波間に揺れる

 遠くから波の音が聞こえる。

「…………」
 そこは海部野の家の墓だった。
 千恵の家族――姉の志弦が眠る海部野家代々の墓だった。
 墓の管理をしていた寺の人間はもういない。後任の住職が決まったという話も聞かない。
 放っておけば荒れてしまう墓を千恵は一真と掃除した。
 そうしてライターで線香に火を点けた後、
「俺、向こうのほうにいるから。ゆっくりして」
「うん……ありがと」
 家の手伝いやロッジの事で忙しいだろうに、こうして気を使ってくれる一真に悪いなと思いながら千恵は墓に向き直る。線香の上げる煙が空に昇っていくのを見る。
 季節は夏で包帯に覆われた身体は蒸しているが、周囲を林に囲まれた立地のせいか町の中にいるよりは幾分か涼しい。
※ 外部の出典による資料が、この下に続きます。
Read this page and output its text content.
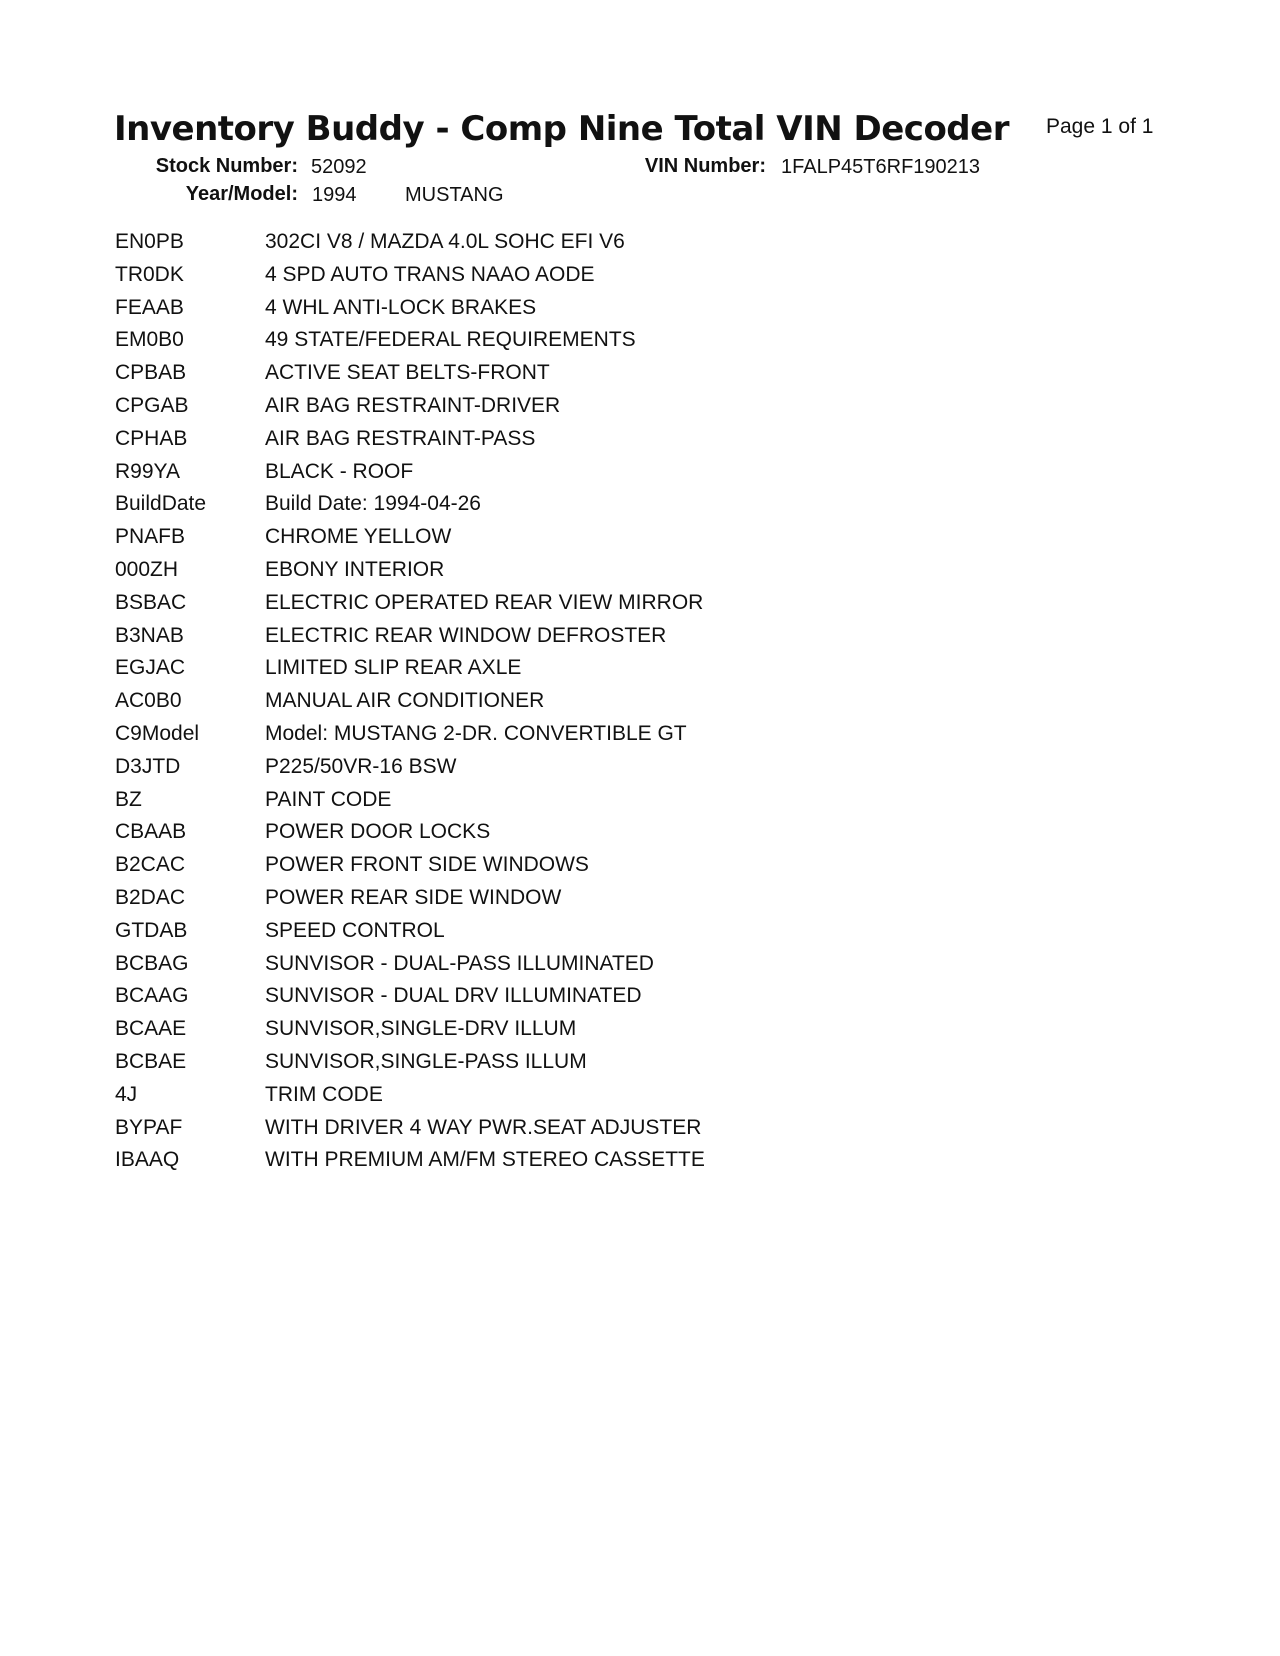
Inventory Buddy - Comp Nine Total VIN Decoder Page 1 of 1
Stock Number: 52092	VIN Number: 1FALP45T6RF190213
Year/Model: 1994 MUSTANG
EN0PB	302CI V8 / MAZDA 4.0L SOHC EFI V6
TR0DK	4 SPD AUTO TRANS NAAO AODE
FEAAB	4 WHL ANTI-LOCK BRAKES
EM0B0	49 STATE/FEDERAL REQUIREMENTS
CPBAB	ACTIVE SEAT BELTS-FRONT
CPGAB	AIR BAG RESTRAINT-DRIVER
CPHAB	AIR BAG RESTRAINT-PASS
R99YA	BLACK - ROOF
BuildDate	Build Date: 1994-04-26
PNAFB	CHROME YELLOW
000ZH	EBONY INTERIOR
BSBAC	ELECTRIC OPERATED REAR VIEW MIRROR
B3NAB	ELECTRIC REAR WINDOW DEFROSTER
EGJAC	LIMITED SLIP REAR AXLE
AC0B0	MANUAL AIR CONDITIONER
C9Model	Model: MUSTANG 2-DR. CONVERTIBLE GT
D3JTD	P225/50VR-16 BSW
BZ	PAINT CODE
CBAAB	POWER DOOR LOCKS
B2CAC	POWER FRONT SIDE WINDOWS
B2DAC	POWER REAR SIDE WINDOW
GTDAB	SPEED CONTROL
BCBAG	SUNVISOR - DUAL-PASS ILLUMINATED
BCAAG	SUNVISOR - DUAL DRV ILLUMINATED
BCAAE	SUNVISOR,SINGLE-DRV ILLUM
BCBAE	SUNVISOR,SINGLE-PASS ILLUM
4J	TRIM CODE
BYPAF	WITH DRIVER 4 WAY PWR.SEAT ADJUSTER
IBAAQ	WITH PREMIUM AM/FM STEREO CASSETTE
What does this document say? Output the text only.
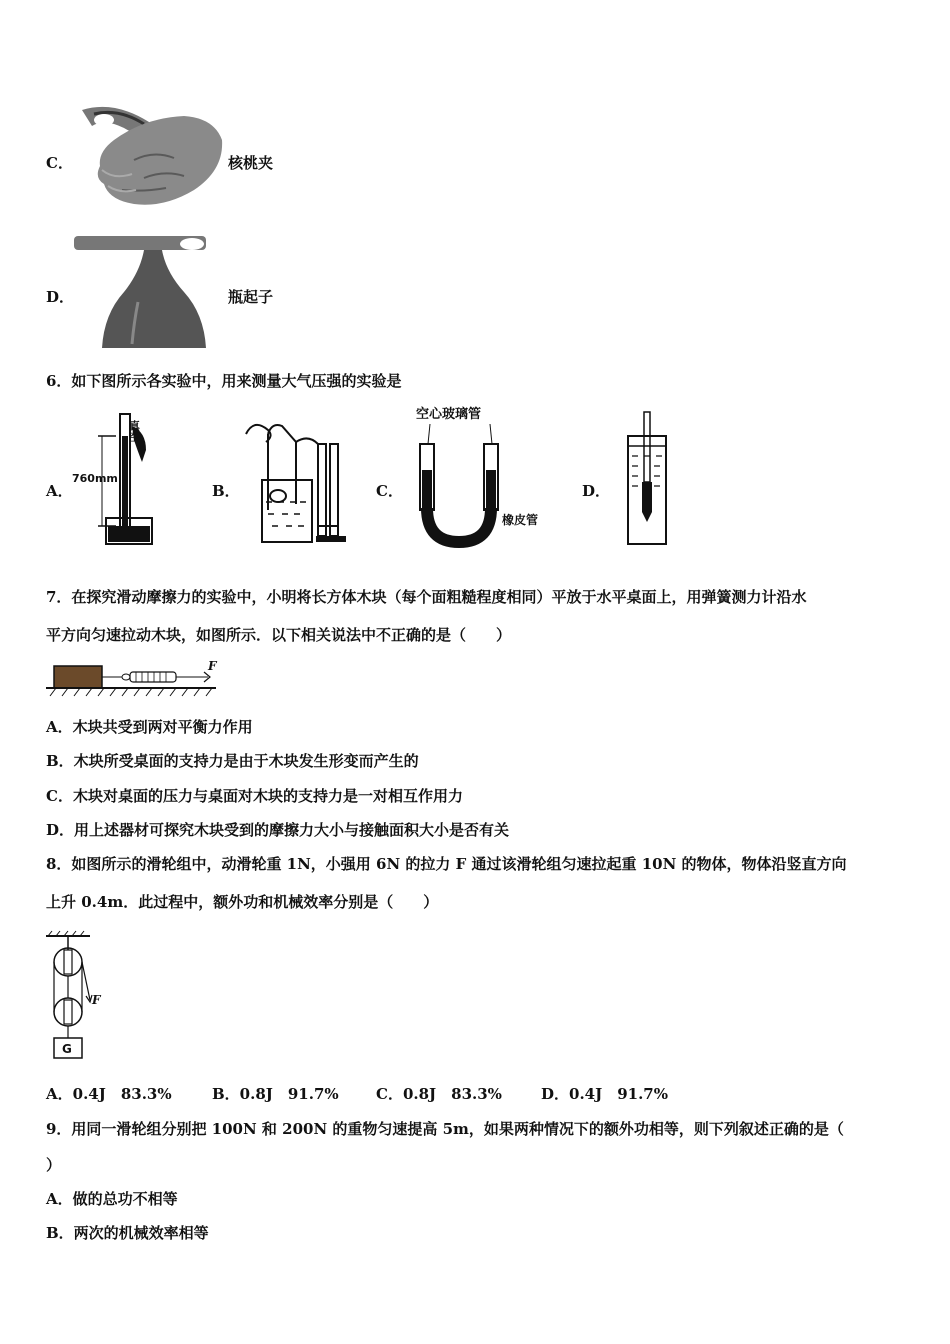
C．	核桃夹
D．	瓶起子
6．如下图所示各实验中，用来测量大气压强的实验是
A．
真空
760mm
B．	C．
空心玻璃管
橡皮管
D．
7．在探究滑动摩擦力的实验中，小明将长方体木块（每个面粗糙程度相同）平放于水平桌面上，用弹簧测力计沿水
平方向匀速拉动木块，如图所示．以下相关说法中不正确的是（　　）
F
A．木块共受到两对平衡力作用
B．木块所受桌面的支持力是由于木块发生形变而产生的
C．木块对桌面的压力与桌面对木块的支持力是一对相互作用力
D．用上述器材可探究木块受到的摩擦力大小与接触面积大小是否有关
8．如图所示的滑轮组中，动滑轮重 1N，小强用 6N 的拉力 F 通过该滑轮组匀速拉起重 10N 的物体，物体沿竖直方向
上升 0.4m．此过程中，额外功和机械效率分别是（　　）
F
G
A．0.4J　83.3%	B．0.8J　91.7% C．0.8J　83.3%	D．0.4J　91.7%
9．用同一滑轮组分别把 100N 和 200N 的重物匀速提高 5m，如果两种情况下的额外功相等，则下列叙述正确的是（
）
A．做的总功不相等
B．两次的机械效率相等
時折風が吹いて、梢を揺らす。

 この墓には雅孝も眠っていた。

 厳密には雅孝が変じて残った残骸、それを燃やした灰が墓の周囲に撒かれていた。

「…………」

 大切な人間がいなくなるのを見送るのが人魚の宿命ならば、今の千恵も同じだった。
 遺された人魚――千恵。
 しかしその心境は複雑だった。

 ――雅孝が皆を巻き込んで破滅した。

 ずっと気にかけてくれていて、騎士団の協力までしていた三木目先生までも手にかけて。
 先生はあんな風になっていい人じゃなかった。
 否、被害者の誰もがあんな風になっていい人間ではなかった。
 蒼衣が意図したわけではなくとも雅孝の絶望の引き金を引いたことや、雅孝を手に掛けたことで千恵の身内をまた奪ってしまったと気に病んでいる様子だったが、千恵には蒼衣を恨む気持ちはなかった。
 泡禍のことを知った時も、悪いのは神の悪夢などというものが存在するこの世界の最悪な仕組みだと思ったし、同じように千恵の父が悪夢の源泉となったからには、そう思うしかないと思ったのだ。……表面的には。

 だが本当は、そう思うのは理不尽だと抑えつけようとする皮一枚隔てた下では――
 『愛するものたちが死んでいく恐怖』という雅孝の悪夢が志弦を狂わせ死に追いやったのではないか、と千恵は感じていた。

 だから感情的には今も昔も千恵は雅孝を恨んでいる。
 絶望しただか何だか知らないが、あんなのはあまりにも理不尽で身勝手な行いだった。
 勝手に愛して、勝手に殺して、勝手に死んで――

 ――身勝手だよ、にいさんは……

 千恵が雅孝を素直に悼むには様々なものがあり過ぎた。
 そのやりきれなさをぶつけるべき相手はもう存在しない。

「…………」

 千恵は神のことも宗教のこともろくに知らない。
 人が死ねば肉体から魂は離れ、あの世に行く――そんな風に多くの日本人にありがちな、ぼんやりとした死生観しか持ち合わせていない。
 雅孝は霊魂も死後も信じていないから、死後の世界は存在しないといっていた。

 それゆえに例え死を迎えたとしても志弦と逢えないことに絶望したのだとも。

「…………」

 同じように遺された千恵は雅孝の絶望に対して、理解も共感もできない。
 死にたくなるほど絶望していても、それでもなお死ねない絶望など理解不能だ。
 だからこそ、雅孝はひどい。
 そんな雅孝を心配する周囲の全てを拒否し泥を塗るかの如く、ただ想い出と破滅だけを救いとする暴虐に身を委ねたのだから。

「…………」

 きゅっと千恵は唇を噛み手袋の嵌った拳を握りしめた後――手を合わせる。

 ――にいさんが姉ちゃんに逢えないのなら、逢えるように願ってあげる。

 平凡な死生観しか持ち合わせていない千恵はそんな風に想う。
 きっと姉も本当はそんな平凡な救いを求めていたのではないかと思うから。